An example would be to use this activity to practice different forms of verbs, for example ‘do’ versus ‘does’ or different forms of the verb ‘to be’. It is not about the correct production and it's not about the functions, it's solely about the form and how to produce the form correctly and automatically. You can also do the same with auxiliary verbs, with some participles and so on.
- 20 Questions
The next the next activity is called 20 questions, but it can be adapted for lower level students to 10 questions or even 5 questions. The procedure is also easy, you just need to hide a picture, for example, of a celebrity and then the task is for your students to produce questions to find out who it is. When they ask questions you can only answer, yes or no.
This activity is good as an ice-breaker or as an introduction to a lesson in which you want to cover certain vocabulary; you can then choose a picture which will help bring out associated vocabulary.
- Question Dialogs
The next one this is pretty challenging. It is better to be used with higher level students who already know some question forms. To start the game you get the students in pairs and they each start by asking random questions, for example, how are you? Then their partner follows up with another question, rather than an answer, for example, why do you ask? And the pair tries to keep this conversation going as long as it is possible. You don't have to worry about any mistakes and basically you don't have you don't have to create any special tools or any materials; it is just a fun activity to have them practice question forms.
The idea is that students look at ready-made pictures that are related to the particular story and placed all over your whiteboard. You instruct your students to put the pictures in order because they were mixed up. It is a predicting activity where they try to put it put the pictures in order without knowing what is actually going to happen in the story. You then read out the correct version of the story and they see how they have done. It can be made very simple for lower level students and become as complicated as needed for the higher level students. It can be useful as an ice-breaker or as a ‘lead in’ to a particular vocabulary or grammar lesson.

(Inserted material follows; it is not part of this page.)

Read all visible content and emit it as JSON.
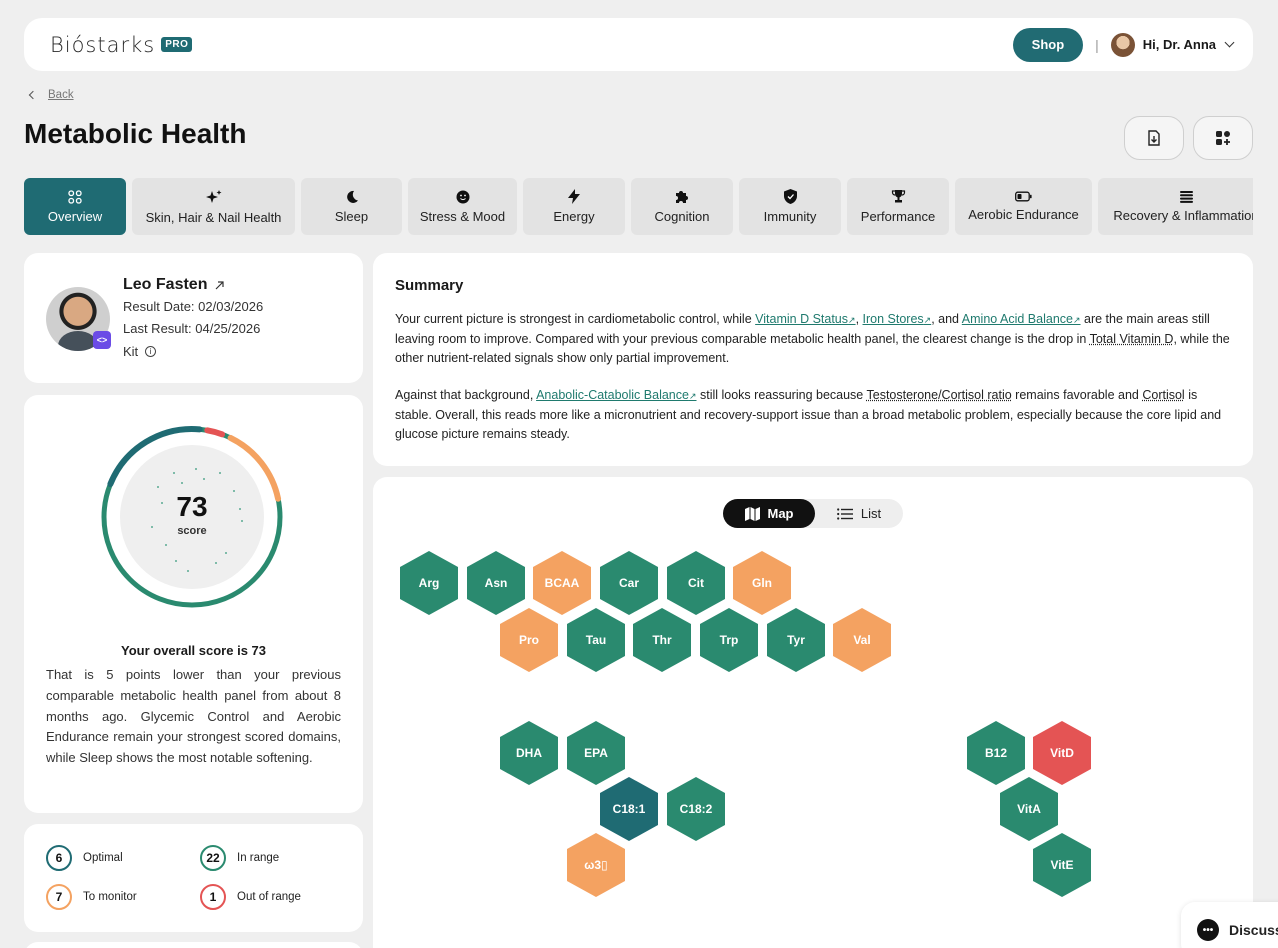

The final idea is also fun easy. You have to write a story from which some words are removed. You are going to replace the words removed with a single word that obviously does not fit the story (for example sausage or banana). You then read out the story with the substitute words added. Students will realize what is happening after a while.
You can then give them a printed version of the story with gaps where you said, sausage or banana and ask them to fill in the gaps.
The activity is useful to practice vocabulary that has been recently covered and can be adapted for level and age of the students.